World Health Organisation (WHO) has said that cases of domestic violence across the globe have seen a spike amid lockdowns. Tedros Adhanom Ghebreyesus, Director General of WHO has asked countries to take measures to curb the menace of domestic violence. "There is never any excuse for violence," said Ghebreyesus.
"Sadly there are reports from some countries of an increase in domestic violence since the COVID-19 outbreak began. As people are asked to stay at home, the risk of intimate partner violence is likely to increase. We call on countries to include services for addressing domestic violence as an essential service that must continue during the COVID-19 response. If you are experiencing or are at the risk of domestic violence, speak to supportive family and friends, seek support from a hotline or seek out local services for survivors," he said.
He also asked domestic violence victims to save themselves anyway they can. "Make a plan to protect yourself and your children, any way you can. This could include having a neighbour, friend, relative or shelter identified to go to should you need to leave the house immediately. There is never any excuse for violence," added Ghebreyesus.
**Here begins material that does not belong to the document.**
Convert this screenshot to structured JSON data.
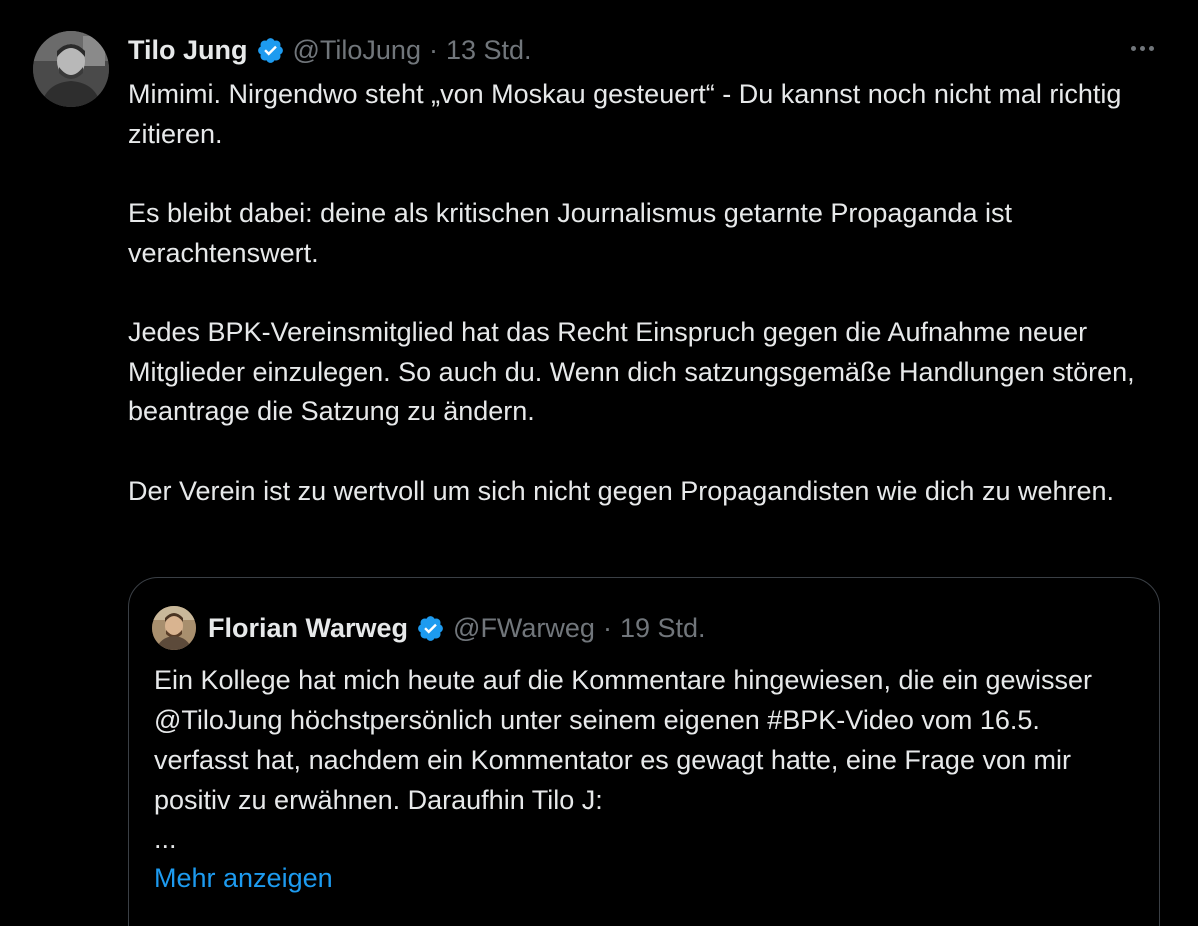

Sadly, there are reports from of an increase in domestic violence since the #COVID19 outbreak began. We call on countries to include services to #EndViolence as an essential service that must continue during the response. There is never any excuse for violence. pic.twitter.com/Z4MQN0JwRf- Tedros Adhanom Ghebreyesus (@DrTedros) April 4, 2020
In India too, there has been a rise in domestic violence cases as the country undergoes the 21-day lockdown. National Commission for Women chairperson Rekha Sharma said that they have received 257 complaints since the lockdown started till April 2, out of which 69 were domestic violence.
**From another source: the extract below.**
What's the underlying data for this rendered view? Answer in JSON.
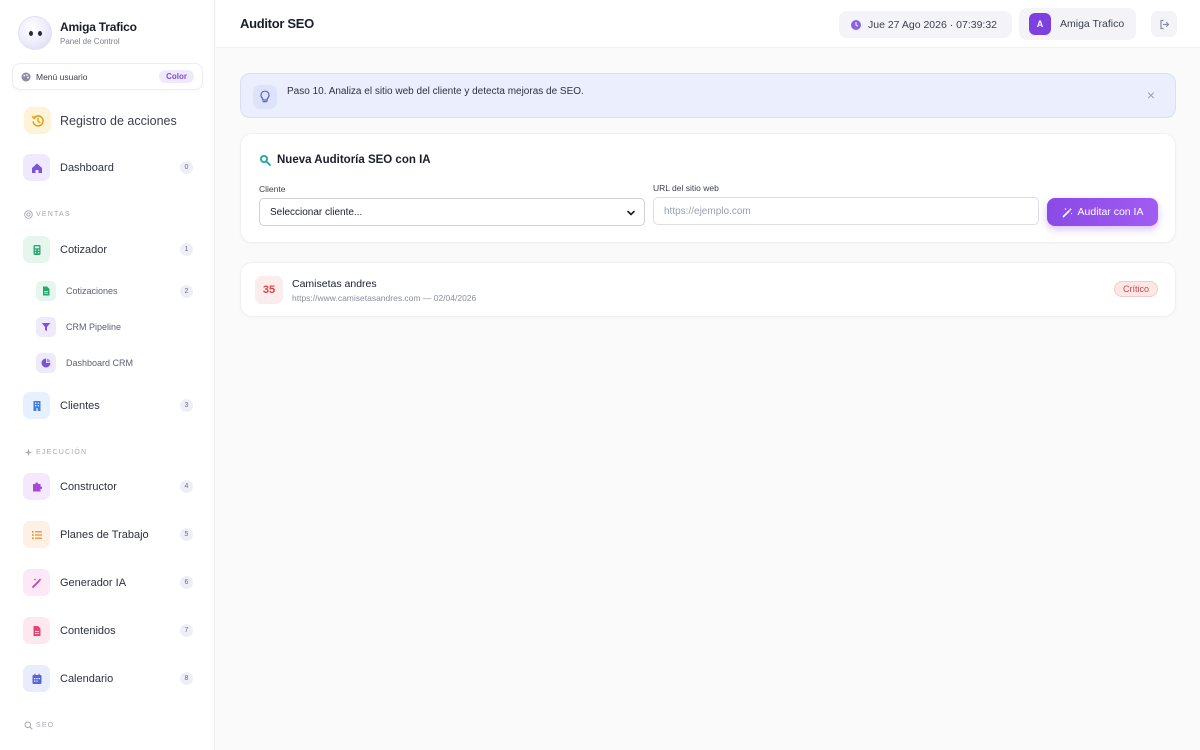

Sharma also said that the number must be higher and that women are unable to complain. "Women are not approaching the police because they think that if they take her husband away, the in-laws would be torturing her. Because of the lockdown, women are not able to reach out to the police. They don't even want to go to the police because they are afraid that once their husband comes out of the police station, he will again torture her and she can't even move out. Earlier women could go to their parents place but now they are unable to reach. The NCW is in touch with these complainants," she said.